I tend to separate "Electronic Music" from synthesiser-based music. One is a very broad church of styles of music while the other is music made using a type of instrument, in my mind they are unrelated.
In 1974 bulk of Tangerine Dreams albums were not synthesiser-based, however, they were electronic and certainly psychedelic avant garde in style. Phaedra marked the beginning of the Berlin School (along with Schulze, Hoenig and Ashra) and the use of synths and sequenced rhythms moved the music away from the avant garde and (in the case of TD) towards a more Progressive Rock style of structured music (such as on Cyclone and Force Majeure). Kraftwerke and Neu! took this several stages further and were a strong influence on the emerging English "electronic" groups of the late 70s of Tubeway Army, Ultravox! and Human League, but that influence was non-existent in bands that followed after them - this is most evident in the style music that those three morphed into during the "New Romantic" era of the 1980s: Synth Pop (there is no real musical connection between Tubeway Army's first album and Numan's pop hits, Foxx-Ultravox!'s System of Romance and Ure-Ultravox's Vienna or The League's chart-flopping Reproduction and the chart-topping Dare).
Once the Pop world discovered the synthesiser and started making Synth Pop any connection with "traditional" electronic music was broken, even Depeche Mode with their seemingly Köln-inspired industrial Synth-Pop were simply following after Ultravox, Bowie/Eno/Berlin and OMD - the influence of Conny Plank was secondhand. All subsequent popular synth-based music (ie Dance Music) is a derivation from those early 80s Synth-Pop origins, not from traditional electronic music or electro-acoustic music or even some of the more rock-oriented electronic music (T.O.N.T.O, Synergy, Jarre, Vangelis et al) or classical-inspired synth music (Carlos, Tomita, Kitarō). It is only in recent times we've attempted to join the dots and relate one back to the other, so with modern IDM music we see a connection that perhaps does not exist because we want the "I" to mean more, (just as some what to see the "Progressive" in Prog Rock to be adjectival and not just as a meaningless noun), for Intelligent Dance Music not to be a derogatory oxymoron in our personal music appreciation libraries we need to make that connection back to more loftier music, whereas perhaps what we really mean is simply "Interesting" Dance Music. (all hail the Aphex Twin). The generation gap is a physical gap with few crossing places.
Even with "ambient" electronic the direct line-of-sight connections between the minimalistic, avant garde of the Reich and Riley to Eno to The Orb to FSOL to Coil to Tribes of Neurot to Amber Asylum to Burzum to Mortiis to Merzbow to Bass Communion is perhaps more of an illusion than at first meets the eye (or ear).
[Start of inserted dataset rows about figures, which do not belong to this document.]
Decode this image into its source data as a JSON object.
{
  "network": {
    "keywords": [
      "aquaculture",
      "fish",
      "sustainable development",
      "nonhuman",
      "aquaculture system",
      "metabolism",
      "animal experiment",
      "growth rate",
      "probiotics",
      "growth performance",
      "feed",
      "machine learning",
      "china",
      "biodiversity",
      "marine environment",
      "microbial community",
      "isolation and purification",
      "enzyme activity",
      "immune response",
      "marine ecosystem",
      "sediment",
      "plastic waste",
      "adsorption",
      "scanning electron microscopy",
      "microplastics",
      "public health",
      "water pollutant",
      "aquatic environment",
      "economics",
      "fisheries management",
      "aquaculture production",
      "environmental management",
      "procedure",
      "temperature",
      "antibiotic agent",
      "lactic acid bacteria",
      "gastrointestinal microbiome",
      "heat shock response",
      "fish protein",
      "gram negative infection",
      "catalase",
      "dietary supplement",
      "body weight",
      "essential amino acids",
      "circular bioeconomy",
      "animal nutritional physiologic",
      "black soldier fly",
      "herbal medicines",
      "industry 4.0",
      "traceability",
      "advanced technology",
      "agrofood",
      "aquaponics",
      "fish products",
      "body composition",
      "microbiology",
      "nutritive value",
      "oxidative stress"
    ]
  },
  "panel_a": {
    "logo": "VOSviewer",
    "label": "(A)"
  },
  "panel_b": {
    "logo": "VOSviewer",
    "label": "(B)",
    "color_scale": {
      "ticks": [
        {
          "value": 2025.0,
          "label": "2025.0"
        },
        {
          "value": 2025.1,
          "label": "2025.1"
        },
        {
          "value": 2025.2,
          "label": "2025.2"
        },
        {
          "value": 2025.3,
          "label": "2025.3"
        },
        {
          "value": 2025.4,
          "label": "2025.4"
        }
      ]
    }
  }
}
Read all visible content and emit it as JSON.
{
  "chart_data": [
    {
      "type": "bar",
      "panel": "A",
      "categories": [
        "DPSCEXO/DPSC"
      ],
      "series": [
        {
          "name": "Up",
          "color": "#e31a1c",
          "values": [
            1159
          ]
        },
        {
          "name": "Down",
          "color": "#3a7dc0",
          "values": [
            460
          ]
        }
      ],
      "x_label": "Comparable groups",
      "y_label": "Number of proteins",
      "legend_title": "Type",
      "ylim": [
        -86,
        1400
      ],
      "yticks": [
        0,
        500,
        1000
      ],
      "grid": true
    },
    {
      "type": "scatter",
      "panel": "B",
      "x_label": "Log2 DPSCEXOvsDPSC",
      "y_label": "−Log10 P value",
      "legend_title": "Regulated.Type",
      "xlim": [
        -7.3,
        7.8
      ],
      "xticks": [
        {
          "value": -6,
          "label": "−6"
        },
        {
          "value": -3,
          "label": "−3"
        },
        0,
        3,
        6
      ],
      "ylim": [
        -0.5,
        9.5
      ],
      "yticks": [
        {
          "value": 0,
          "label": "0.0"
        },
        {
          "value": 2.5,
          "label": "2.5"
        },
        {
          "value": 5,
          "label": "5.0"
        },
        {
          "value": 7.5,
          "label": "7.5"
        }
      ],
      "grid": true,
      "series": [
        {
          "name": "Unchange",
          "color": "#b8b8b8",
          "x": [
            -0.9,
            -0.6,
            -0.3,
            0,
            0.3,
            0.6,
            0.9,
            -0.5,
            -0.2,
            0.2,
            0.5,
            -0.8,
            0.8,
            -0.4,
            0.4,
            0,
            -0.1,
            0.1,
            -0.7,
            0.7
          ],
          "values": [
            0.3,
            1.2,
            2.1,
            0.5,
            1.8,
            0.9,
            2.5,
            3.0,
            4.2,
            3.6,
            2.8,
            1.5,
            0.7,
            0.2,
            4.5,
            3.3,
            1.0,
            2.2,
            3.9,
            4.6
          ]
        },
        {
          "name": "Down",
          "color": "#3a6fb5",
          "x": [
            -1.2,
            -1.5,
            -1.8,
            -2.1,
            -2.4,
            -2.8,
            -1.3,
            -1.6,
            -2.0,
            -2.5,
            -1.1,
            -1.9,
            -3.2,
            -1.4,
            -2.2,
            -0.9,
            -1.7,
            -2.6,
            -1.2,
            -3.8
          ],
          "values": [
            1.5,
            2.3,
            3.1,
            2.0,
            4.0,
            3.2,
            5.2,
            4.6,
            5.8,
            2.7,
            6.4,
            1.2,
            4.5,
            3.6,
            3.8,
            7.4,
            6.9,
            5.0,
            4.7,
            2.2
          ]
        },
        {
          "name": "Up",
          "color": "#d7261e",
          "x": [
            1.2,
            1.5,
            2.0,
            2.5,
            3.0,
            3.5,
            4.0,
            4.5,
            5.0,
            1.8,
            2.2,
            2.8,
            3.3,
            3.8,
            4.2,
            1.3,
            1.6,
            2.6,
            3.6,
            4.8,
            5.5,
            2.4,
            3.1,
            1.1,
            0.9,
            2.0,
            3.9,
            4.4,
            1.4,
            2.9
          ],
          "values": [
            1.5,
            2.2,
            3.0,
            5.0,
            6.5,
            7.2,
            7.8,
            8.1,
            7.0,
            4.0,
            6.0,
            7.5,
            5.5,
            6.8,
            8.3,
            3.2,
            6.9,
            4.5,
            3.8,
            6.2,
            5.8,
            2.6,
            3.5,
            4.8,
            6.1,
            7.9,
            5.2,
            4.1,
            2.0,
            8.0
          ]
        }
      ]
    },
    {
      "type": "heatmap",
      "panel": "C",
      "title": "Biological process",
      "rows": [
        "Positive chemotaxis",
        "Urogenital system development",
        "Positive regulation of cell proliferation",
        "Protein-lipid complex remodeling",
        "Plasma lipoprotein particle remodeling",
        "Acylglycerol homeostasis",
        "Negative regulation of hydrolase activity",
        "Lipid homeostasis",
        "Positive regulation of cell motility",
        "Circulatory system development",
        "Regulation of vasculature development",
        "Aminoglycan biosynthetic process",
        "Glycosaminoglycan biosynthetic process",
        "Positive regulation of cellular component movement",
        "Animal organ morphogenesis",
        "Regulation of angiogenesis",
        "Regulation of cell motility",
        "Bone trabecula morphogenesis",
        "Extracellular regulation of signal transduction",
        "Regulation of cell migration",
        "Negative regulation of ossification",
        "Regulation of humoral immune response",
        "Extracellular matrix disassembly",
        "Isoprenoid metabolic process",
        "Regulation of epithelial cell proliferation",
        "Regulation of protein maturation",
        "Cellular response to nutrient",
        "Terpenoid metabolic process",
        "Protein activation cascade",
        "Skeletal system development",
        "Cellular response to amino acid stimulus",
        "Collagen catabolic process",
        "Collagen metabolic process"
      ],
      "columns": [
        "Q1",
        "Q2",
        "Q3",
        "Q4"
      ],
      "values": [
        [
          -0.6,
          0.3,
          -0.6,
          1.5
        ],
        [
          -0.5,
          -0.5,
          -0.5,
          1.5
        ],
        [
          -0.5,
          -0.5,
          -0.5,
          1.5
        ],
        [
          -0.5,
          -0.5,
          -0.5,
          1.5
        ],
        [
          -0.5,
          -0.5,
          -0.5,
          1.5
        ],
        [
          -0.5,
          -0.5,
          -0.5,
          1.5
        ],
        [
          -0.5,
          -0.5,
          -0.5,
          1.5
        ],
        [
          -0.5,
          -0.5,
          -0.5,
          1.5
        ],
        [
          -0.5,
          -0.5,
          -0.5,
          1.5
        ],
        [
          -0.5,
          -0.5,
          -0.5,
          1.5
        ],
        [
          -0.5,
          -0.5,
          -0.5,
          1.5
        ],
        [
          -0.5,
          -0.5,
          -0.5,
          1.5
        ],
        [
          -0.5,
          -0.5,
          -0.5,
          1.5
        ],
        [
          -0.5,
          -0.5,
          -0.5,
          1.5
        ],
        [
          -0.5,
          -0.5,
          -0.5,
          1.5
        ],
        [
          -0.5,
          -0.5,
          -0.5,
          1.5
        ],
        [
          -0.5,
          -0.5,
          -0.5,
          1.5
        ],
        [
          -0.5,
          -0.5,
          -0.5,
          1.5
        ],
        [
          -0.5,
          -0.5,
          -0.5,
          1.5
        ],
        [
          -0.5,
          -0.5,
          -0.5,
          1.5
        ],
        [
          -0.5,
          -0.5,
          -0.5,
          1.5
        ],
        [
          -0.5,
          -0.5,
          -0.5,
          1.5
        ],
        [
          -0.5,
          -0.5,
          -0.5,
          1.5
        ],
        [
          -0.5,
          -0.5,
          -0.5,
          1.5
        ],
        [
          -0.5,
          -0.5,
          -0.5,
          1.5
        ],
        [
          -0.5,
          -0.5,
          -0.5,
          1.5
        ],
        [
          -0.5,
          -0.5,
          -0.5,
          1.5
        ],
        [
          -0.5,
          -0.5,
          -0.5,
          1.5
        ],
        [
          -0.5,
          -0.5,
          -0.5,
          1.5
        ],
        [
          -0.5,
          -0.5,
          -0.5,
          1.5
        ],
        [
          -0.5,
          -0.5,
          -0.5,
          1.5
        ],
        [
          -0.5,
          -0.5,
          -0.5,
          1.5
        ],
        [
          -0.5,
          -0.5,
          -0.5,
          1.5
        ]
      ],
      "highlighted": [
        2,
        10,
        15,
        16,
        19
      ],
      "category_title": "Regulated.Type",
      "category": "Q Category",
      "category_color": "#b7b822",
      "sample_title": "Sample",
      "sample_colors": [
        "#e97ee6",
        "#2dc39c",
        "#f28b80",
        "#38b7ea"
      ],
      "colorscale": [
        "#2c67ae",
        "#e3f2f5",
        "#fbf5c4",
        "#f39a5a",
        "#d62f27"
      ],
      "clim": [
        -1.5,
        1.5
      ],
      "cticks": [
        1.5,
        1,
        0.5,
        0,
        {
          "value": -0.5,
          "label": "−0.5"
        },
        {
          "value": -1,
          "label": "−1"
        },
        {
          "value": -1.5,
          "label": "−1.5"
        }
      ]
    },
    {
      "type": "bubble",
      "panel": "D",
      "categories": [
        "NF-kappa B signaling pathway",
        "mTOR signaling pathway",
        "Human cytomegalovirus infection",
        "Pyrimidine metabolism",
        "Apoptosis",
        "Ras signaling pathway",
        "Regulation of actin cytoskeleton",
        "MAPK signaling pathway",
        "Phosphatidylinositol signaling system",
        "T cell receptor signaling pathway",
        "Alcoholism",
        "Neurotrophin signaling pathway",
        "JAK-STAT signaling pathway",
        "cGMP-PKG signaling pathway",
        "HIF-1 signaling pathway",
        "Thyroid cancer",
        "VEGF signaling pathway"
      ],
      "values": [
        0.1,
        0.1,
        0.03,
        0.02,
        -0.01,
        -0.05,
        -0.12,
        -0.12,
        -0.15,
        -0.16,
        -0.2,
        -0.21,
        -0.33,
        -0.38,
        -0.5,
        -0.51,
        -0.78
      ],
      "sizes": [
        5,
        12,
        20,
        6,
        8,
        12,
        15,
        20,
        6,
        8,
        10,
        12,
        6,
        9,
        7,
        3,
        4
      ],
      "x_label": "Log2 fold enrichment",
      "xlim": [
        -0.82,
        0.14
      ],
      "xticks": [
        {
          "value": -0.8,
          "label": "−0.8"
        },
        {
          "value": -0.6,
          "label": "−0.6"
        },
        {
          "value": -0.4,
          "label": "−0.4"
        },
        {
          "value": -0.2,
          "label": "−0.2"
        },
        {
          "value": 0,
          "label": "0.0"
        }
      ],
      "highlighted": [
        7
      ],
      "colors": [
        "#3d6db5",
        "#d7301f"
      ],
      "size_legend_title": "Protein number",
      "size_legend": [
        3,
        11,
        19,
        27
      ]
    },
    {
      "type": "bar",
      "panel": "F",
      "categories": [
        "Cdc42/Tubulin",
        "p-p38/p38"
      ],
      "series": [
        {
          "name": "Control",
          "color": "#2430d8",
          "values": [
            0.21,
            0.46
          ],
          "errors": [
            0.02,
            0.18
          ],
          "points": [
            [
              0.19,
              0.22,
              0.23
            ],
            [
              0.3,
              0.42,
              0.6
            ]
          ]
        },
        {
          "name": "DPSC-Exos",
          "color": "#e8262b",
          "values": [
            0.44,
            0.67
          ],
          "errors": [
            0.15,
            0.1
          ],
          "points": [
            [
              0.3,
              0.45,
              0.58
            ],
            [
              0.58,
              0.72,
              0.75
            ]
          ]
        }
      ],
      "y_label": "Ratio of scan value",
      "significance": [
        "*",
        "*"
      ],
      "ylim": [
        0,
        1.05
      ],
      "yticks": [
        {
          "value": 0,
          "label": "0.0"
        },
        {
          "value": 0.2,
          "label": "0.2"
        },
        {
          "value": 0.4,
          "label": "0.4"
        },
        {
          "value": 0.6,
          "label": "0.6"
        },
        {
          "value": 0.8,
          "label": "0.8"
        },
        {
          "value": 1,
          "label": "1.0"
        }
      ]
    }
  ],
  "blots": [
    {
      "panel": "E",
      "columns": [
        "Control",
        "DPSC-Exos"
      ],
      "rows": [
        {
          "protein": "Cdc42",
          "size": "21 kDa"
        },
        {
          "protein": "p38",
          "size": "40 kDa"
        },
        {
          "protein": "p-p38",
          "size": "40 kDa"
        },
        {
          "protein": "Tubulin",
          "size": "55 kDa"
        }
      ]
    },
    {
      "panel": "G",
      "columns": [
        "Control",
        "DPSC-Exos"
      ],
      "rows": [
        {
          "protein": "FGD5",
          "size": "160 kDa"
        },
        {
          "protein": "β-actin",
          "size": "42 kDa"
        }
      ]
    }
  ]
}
The primary role of the synthesiser in a Rock band was no different to the Mellotron, it was there to provide orchestral backing, not as a lead instrument or as the sole instrument. Prior to the creation of the synth (and that means the analogue and/or digital synthesis of tone) this musical polyfiller required employing a small studio orchestra, heard at its worse on productions such as Genesis To Relevation and David Bowie's first eponymous album. Even in most Prog Rock bands the synth was there to bulk-out the production, (not every band had an Emerson or a Wakeman), just as the Moody Blues and King Crimson used the Mellotron, or it was used as a gimmicky sound effect (cue Roxy Music), or disparagingly rejected (Queen) - it some respects it took Pink Floyd to open Pandora's box of delights and show what the synth could do as the primary instrument in a piece of music (and even "On The Run" was met with a wave of criticism back in '73 for being "computer generated").
The Sampling Synth was a different beast - now the keyboardist could not only play every instrument in the orchestra, he could create new sounds and replace the whole band - music created using the sampling synth can produce music in any style, be that rock, classical, ambient, jazz , this does not make all music created using it "electronic music". Nor do I believe that guitar-based music is niche or marginalised anymore now than it has ever been - we would not have described Motown or soul music as either guitar or synthesiser based music yet the modern Pop world still seems to be dominated by R&B artists such as Beyoncé, Adele, Rhianna regardless of what instruments are used to provide the backing music to their plaintive caterwauling.